En un comunicado dinfundido por varios portales deportivos, incluyendo CNN Brasil y ESPN Brasil, sus allegados indicaron que Schmidt enfrentó durante 15 años un tumor cerebral “con valentía, dignidad y resiliencia”, y destacaron que deja un legado que trasciende el deporte.

Conocido en Brasil como “Mão Santa” por su letal tiro a distancia, Schmidt es considerado uno de los máximos anotadores en la historia del baloncesto. Aunque nunca jugó en la NBA —pese a ser seleccionado por los New Jersey Nets en 1984— optó por mantenerse elegible con la selección nacional, a la que representó durante 19 años.

Debutó con Brasil en 1977 y participó en cinco Juegos Olímpicos consecutivos, de 1980 a 1996, consolidándose como el líder anotador histórico del torneo con más de 1,000 puntos. También brilló en Copas del Mundo y mantiene varias de las actuaciones ofensivas más destacadas en la historia olímpica, incluyendo un partido de 55 puntos en 1988.

Múltiples veces fue rival del equipo de Puerto Rico en torneos Panamericanos, Mundiales y Olímpicos. Junto al boricua José “Piculín” Ortiz fueron considerados entre las décadas del 1980 y 1990 dos de los mejores jugadores de la FIBA en América.

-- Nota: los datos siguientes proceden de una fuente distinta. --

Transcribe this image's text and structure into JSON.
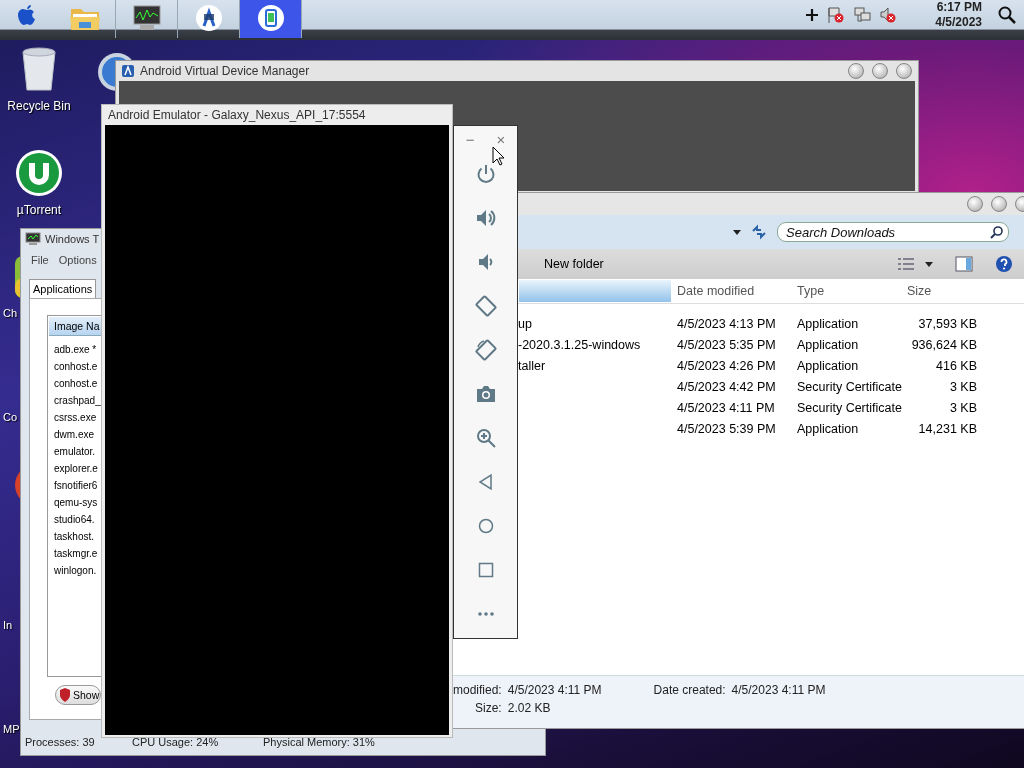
{
  "top_bar": {
    "apps": [
      {
        "kind": "folder",
        "selected": false
      },
      {
        "kind": "monitor",
        "selected": false
      },
      {
        "kind": "studio",
        "selected": false
      },
      {
        "kind": "emulator",
        "selected": true
      }
    ],
    "time": "6:17 PM",
    "date": "4/5/2023"
  },
  "desktop_icons": [
    {
      "kind": "bin",
      "label": "Recycle Bin"
    },
    {
      "kind": "torrent",
      "label": "µTorrent"
    },
    {
      "kind": "chrome",
      "label": "Ch"
    },
    {
      "kind": "none",
      "label": "Co"
    },
    {
      "kind": "red"
    },
    {
      "kind": "none",
      "label": "In"
    },
    {
      "kind": "none",
      "label": "MP"
    }
  ],
  "avd_manager": {
    "title": "Android Virtual Device Manager"
  },
  "task_manager": {
    "title": "Windows T",
    "menu": [
      "File",
      "Options"
    ],
    "tabs": [
      {
        "label": "Applications",
        "selected": true
      }
    ],
    "column": "Image Na",
    "processes": [
      "adb.exe *",
      "conhost.e",
      "conhost.e",
      "crashpad_",
      "csrss.exe",
      "dwm.exe",
      "emulator.",
      "explorer.e",
      "fsnotifier6",
      "qemu-sys",
      "studio64.",
      "taskhost.",
      "taskmgr.e",
      "winlogon."
    ],
    "show_button": "Show",
    "status": [
      "Processes: 39",
      "CPU Usage: 24%",
      "Physical Memory: 31%"
    ]
  },
  "explorer": {
    "search_placeholder": "Search Downloads",
    "toolbar": [
      "New folder"
    ],
    "columns": [
      "Date modified",
      "Type",
      "Size"
    ],
    "rows": [
      {
        "name": "up",
        "date": "4/5/2023 4:13 PM",
        "type": "Application",
        "size": "37,593 KB"
      },
      {
        "name": "-2020.3.1.25-windows",
        "date": "4/5/2023 5:35 PM",
        "type": "Application",
        "size": "936,624 KB"
      },
      {
        "name": "taller",
        "date": "4/5/2023 4:26 PM",
        "type": "Application",
        "size": "416 KB"
      },
      {
        "date": "4/5/2023 4:42 PM",
        "type": "Security Certificate",
        "size": "3 KB"
      },
      {
        "date": "4/5/2023 4:11 PM",
        "type": "Security Certificate",
        "size": "3 KB"
      },
      {
        "date": "4/5/2023 5:39 PM",
        "type": "Application",
        "size": "14,231 KB"
      }
    ],
    "details": [
      {
        "label": "modified:",
        "value": "4/5/2023 4:11 PM"
      },
      {
        "label": "Date created:",
        "value": "4/5/2023 4:11 PM"
      },
      {
        "label": "Size:",
        "value": "2.02 KB"
      }
    ]
  },
  "emulator": {
    "title": "Android Emulator - Galaxy_Nexus_API_17:5554",
    "minimize": "−",
    "close": "×",
    "controls": [
      {
        "kind": "power"
      },
      {
        "kind": "volume_up"
      },
      {
        "kind": "volume_down"
      },
      {
        "kind": "rotate_left"
      },
      {
        "kind": "rotate_right"
      },
      {
        "kind": "camera"
      },
      {
        "kind": "zoom"
      },
      {
        "kind": "back"
      },
      {
        "kind": "home"
      },
      {
        "kind": "overview"
      },
      {
        "kind": "more"
      }
    ]
  }
}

En la foto, José "Piculín"Ortiz, izquierda, y el brasileño Oscar Schmidt. (Archivo Histórico)
En la foto, José "Piculín"Ortiz, izquierda, y el brasileño Oscar Schmidt. (Archivo Histórico)

Uno de los momentos más recordados de su carrera llegó en los Juegos Panamericanos de 1987 en Indianápolis, cuando lideró a Brasil con 46 puntos en una histórica victoria 120-115 sobre Estados Unidos en la final.

Schmidt desarrolló la mayor parte de su carrera profesional en Brasil e Italia, donde también dejó huella. Se retiró en 2003 a los 45 años como uno de los máximos anotadores de todos los tiempos en el baloncesto mundial, con cerca de 50,000 puntos combinados entre clubes y selección.

Fue exaltado al Salón de la Fama de la FIBA en 2010 y al Salón de la Fama del Baloncesto en 2013, consolidando su estatus como una de las figuras más influyentes del deporte a nivel internacional.

Tras su retiro, se destacó como conferenciante motivacional, compartiendo su experiencia dentro y fuera de la cancha, incluida su lucha contra el cáncer.

Le sobreviven su esposa, María Cristina Victorino, y sus dos hijos.